Roma está habitada por tres tipos de personajes: los romanos, los romeros y los turistas. Cada uno tiene su vida, sus rutas y sus preocupaciones. Los romanos hacen su vida, pero procuran, con alegría y educadamente, sacar los mayores provechos de los otros dos grupos.
Los romeros visitan los lugares sagrados y procuran ganar todas las indulgencias posibles, porque mañana no se sabe. He visto que tienen sus rutas particulares, con autobuses que dicen “Roma Cristiana” y suelen moverse en grupos muy identificables. Pueden hacer caridad porque a la puerta de todas las iglesias hay algún pobre, quizás puesto por el Cardenal Bertone. Pienso que los romeros deben de ser muy pecadores, porque todas las iglesias que visitan están llenas de confesionarios. El discurso de sus guías suele tratar de los Papas, los santos y sus milagros, más que de los detalles artísticos o históricos del lugar. Escuchan muy atentos, se mueven tranquilos y nadie muestra signos de cansancio. La fe los mueve y nunca mejor dicho.
Los turistas parecemos una especie rara, mutante y en constante evolución. Cada vez es más exigente el manual del buen turista. Hay que tirar una moneda en la Fontana de Trevi para volver a Roma. Hay que meter la mano en una gran máscara de piedra, la Boca de la Verdad, para comprobar que no somos mentirosos. Otra más ridícula aún: he visto una extraña fila para mirar por la cerradura de una puerta del Priorato de Malta en la colina del Aventino. Me he comprado un gelato para aguantar los veinte minutos de cola y he contemplado 10 segundos por la cerradura la que dicen que es la vista más bella de Roma. Se ve la cúpula de San Pedro dentro de un marco de verde vegetación. No sé si el que vende los gelati se inventó esta nueva tontería, pero funciona. Así de intrascendente es la vida del turista. En otros sitios hay que ver una rana, rodear un círculo, pasar la Porta Santa o tirar monedas a cualquier sitio con agua.

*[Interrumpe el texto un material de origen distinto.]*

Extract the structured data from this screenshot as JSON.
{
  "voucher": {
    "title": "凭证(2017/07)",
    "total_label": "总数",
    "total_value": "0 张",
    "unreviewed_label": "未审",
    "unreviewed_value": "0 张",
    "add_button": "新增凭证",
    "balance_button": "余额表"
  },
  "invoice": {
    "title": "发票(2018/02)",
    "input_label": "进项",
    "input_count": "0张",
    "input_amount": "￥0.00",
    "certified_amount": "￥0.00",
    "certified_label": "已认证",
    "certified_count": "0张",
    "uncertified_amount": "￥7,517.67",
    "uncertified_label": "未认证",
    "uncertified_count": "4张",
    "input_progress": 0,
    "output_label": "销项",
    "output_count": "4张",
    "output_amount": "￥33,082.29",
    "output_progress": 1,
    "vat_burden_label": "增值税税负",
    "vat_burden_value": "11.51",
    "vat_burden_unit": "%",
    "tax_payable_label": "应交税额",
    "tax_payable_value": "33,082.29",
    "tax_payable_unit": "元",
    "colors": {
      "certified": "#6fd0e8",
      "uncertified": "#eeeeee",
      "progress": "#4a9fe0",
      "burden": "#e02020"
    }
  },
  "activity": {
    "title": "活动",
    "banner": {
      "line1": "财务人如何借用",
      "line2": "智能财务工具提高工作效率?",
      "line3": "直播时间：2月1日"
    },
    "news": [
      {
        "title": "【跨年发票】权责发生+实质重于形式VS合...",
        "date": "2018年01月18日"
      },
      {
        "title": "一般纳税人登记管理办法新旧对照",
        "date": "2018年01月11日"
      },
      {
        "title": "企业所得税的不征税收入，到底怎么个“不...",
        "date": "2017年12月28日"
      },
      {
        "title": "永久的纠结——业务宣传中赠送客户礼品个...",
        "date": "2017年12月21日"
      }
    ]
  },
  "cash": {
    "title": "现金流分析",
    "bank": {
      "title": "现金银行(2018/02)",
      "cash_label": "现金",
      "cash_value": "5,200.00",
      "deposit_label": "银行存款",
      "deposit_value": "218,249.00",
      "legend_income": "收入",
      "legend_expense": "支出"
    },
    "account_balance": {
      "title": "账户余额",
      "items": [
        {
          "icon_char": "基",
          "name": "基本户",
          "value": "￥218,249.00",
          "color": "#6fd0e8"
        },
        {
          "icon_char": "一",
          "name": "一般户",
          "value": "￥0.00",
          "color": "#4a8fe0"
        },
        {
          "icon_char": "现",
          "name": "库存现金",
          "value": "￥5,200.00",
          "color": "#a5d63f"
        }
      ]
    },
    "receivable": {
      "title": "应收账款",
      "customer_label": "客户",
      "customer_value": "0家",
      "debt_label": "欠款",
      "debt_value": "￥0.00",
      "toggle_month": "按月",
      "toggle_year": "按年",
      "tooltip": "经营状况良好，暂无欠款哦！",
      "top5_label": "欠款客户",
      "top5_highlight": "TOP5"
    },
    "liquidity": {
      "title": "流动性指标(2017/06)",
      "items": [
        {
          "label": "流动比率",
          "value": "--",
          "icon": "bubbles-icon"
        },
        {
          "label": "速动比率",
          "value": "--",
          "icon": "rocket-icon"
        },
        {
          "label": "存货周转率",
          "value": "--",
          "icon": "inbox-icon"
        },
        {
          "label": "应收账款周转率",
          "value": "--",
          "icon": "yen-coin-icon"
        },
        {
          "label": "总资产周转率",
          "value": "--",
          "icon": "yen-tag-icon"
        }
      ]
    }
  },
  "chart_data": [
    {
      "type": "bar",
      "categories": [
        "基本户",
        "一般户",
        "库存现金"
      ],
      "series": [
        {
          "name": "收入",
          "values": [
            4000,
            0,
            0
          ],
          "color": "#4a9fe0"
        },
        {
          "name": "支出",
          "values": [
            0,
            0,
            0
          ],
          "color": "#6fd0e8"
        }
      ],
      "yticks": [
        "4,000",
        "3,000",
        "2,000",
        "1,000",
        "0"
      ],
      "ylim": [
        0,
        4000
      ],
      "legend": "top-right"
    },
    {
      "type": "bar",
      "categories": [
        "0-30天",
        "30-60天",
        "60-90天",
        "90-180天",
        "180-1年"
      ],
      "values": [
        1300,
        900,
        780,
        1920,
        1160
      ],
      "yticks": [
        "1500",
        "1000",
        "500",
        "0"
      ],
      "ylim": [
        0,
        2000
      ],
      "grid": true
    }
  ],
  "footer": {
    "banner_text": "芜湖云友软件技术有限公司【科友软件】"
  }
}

Roma, aunque tiene la fama, no está más sucia que Madrid. Es sobre todo una ciudad ruidosa. En todo momento suenan alarmas, sirenas de ambulancias, policías y bomberos, acelerones infernales de las motos…Nadie se queja. Parece que ya es una virtud de la sociedad moderna. Si oímos sonar ambulancias, policías o bomberos quiere decir que alguien se preocupa de nosotros y podemos sentirnos seguros. Aquí hay que sumar la mirada interrogante de los militares, que están custodiando iglesias, calles y plazas, con las metralletas dispuestas. Así reconocemos que el terrorismo nos está ganando; ya nos ha metido el miedo en el cuerpo y está cambiando nuestras vidas. Dos militares en una plaza no pueden hacer nada ante el terrorismo de hoy, pero tranquilizan a los paseantes. Para acceder a alguna iglesia hay que pasar delante de un landrover con cuatro militares, después un control con escáner, ante cuatro seguratas más. La entrada es gratuita. ¿Quién paga todo eso? Luego nos dirán que no hay dinero para médicos y profesores.

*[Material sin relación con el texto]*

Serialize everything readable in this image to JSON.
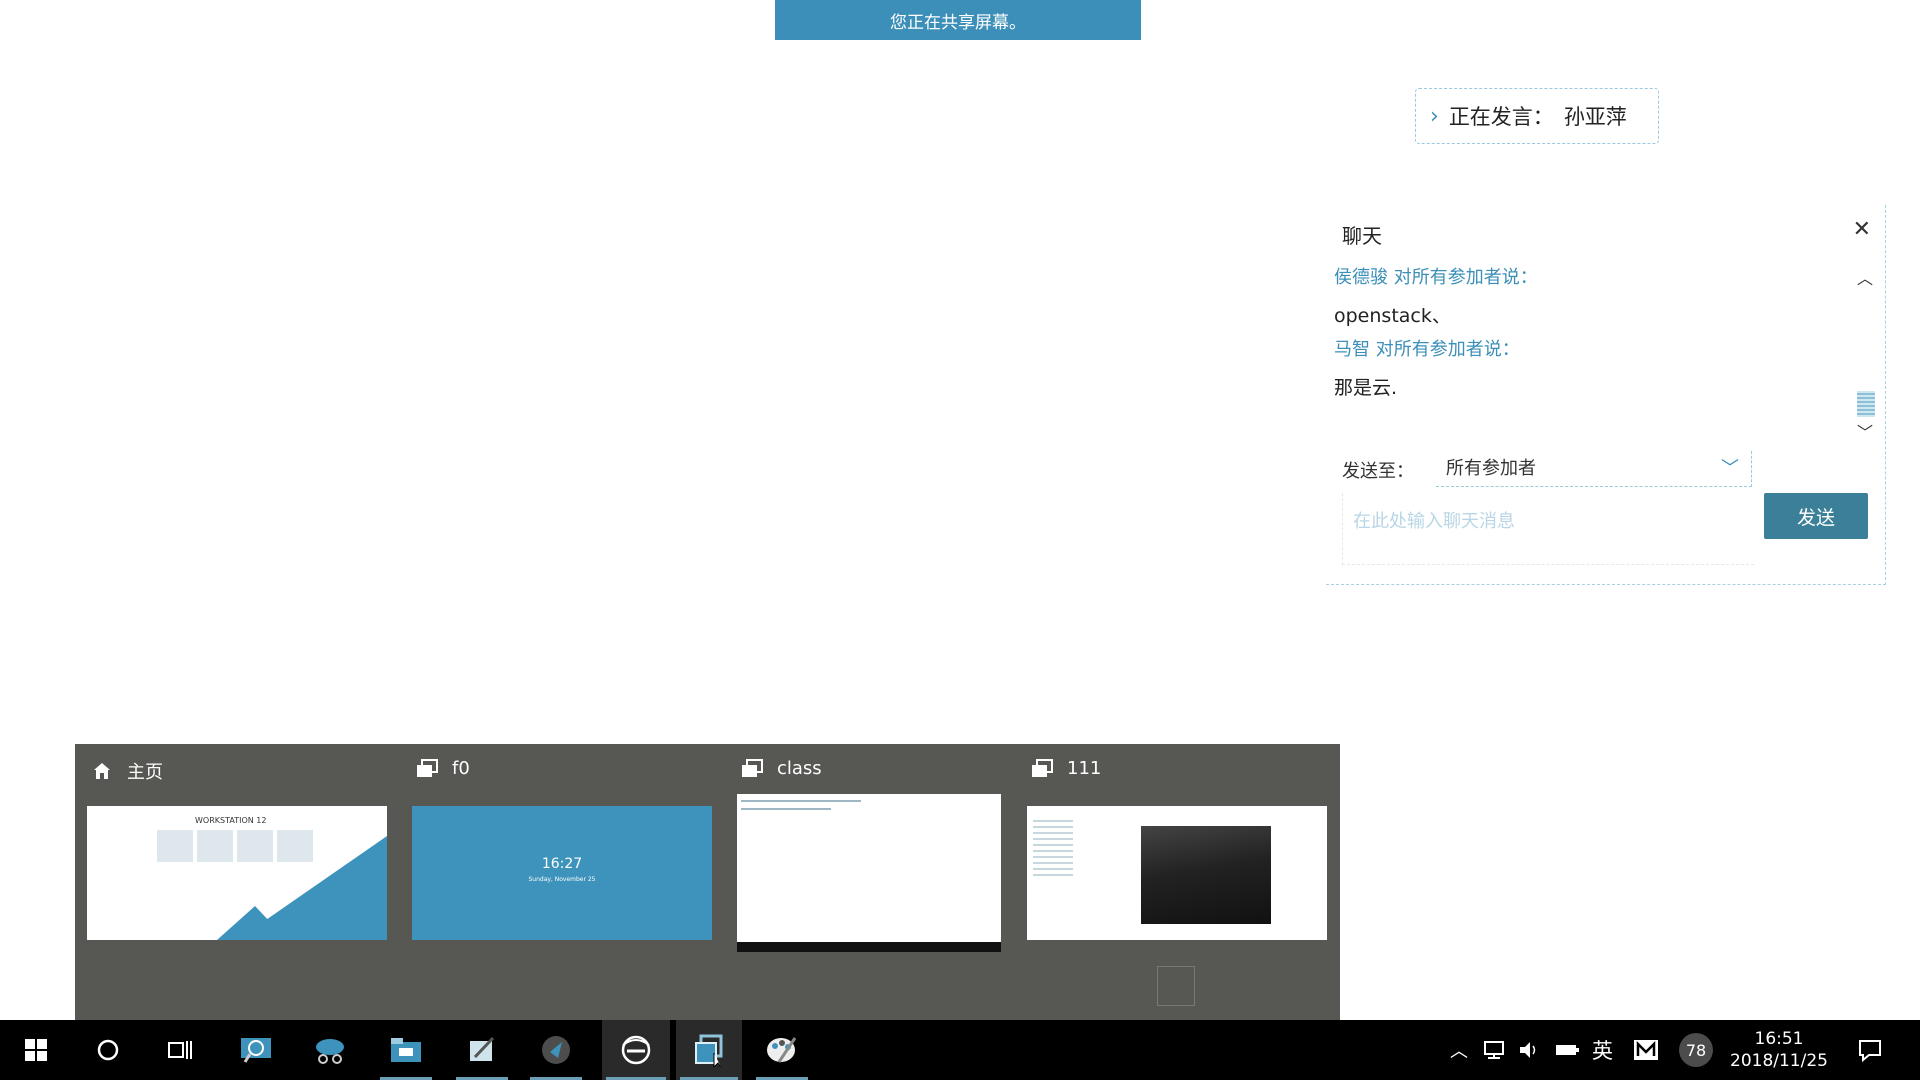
{
  "banner": {
    "text": "您正在共享屏幕。"
  },
  "speaking": {
    "label": "正在发言：",
    "name": "孙亚萍"
  },
  "chat": {
    "title": "聊天",
    "messages": [
      {
        "sender": "侯德骏 对所有参加者说：",
        "text": "openstack、"
      },
      {
        "sender": "马智 对所有参加者说：",
        "text": "那是云."
      }
    ],
    "send_to_label": "发送至：",
    "send_to_value": "所有参加者",
    "input_placeholder": "在此处输入聊天消息",
    "send_button": "发送"
  },
  "thumbnails": [
    {
      "label": "主页",
      "icon": "home-icon",
      "preview_title": "WORKSTATION 12"
    },
    {
      "label": "f0",
      "icon": "vm-icon",
      "preview_time": "16:27",
      "preview_date": "Sunday, November 25"
    },
    {
      "label": "class",
      "icon": "vm-icon"
    },
    {
      "label": "111",
      "icon": "vm-icon"
    }
  ],
  "taskbar": {
    "apps": [
      "start-icon",
      "cortana-icon",
      "task-view-icon",
      "magnifier-app-icon",
      "snipping-app-icon",
      "file-explorer-icon",
      "notepad-app-icon",
      "media-app-icon",
      "ie-browser-icon",
      "vmware-icon",
      "paint-app-icon"
    ],
    "tray": {
      "ime": "英",
      "badge": "78",
      "time": "16:51",
      "date": "2018/11/25"
    }
  },
  "colors": {
    "accent": "#3c8fb8",
    "popup_bg": "#575753",
    "taskbar_bg": "#000000"
  }
}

Pero en fin, los romanos siguen disfrutando de la vida. Pasean, hablan, echan la siesta a la sombra de una columna antigua y, sobre todo, cocinan la pasta y las pizzas como nadie. Con alegría, con una atención exquisita, con conversación… Una pareja italiana, que cenaba al lado, primero se extrañaba de que me llamara Jesús, luego me preguntaba sobre mi estancia en el Trastevere. Un encanto. Ellos acababan de comprar una pequeña casa en el barrio y estaban discutiendo si era del año 1300… o del 1500. Parece que hablaban de antes de ayer. Así es Roma. Hay una Roma que es vieja y otra que es antigua. Las dos son encantadoras.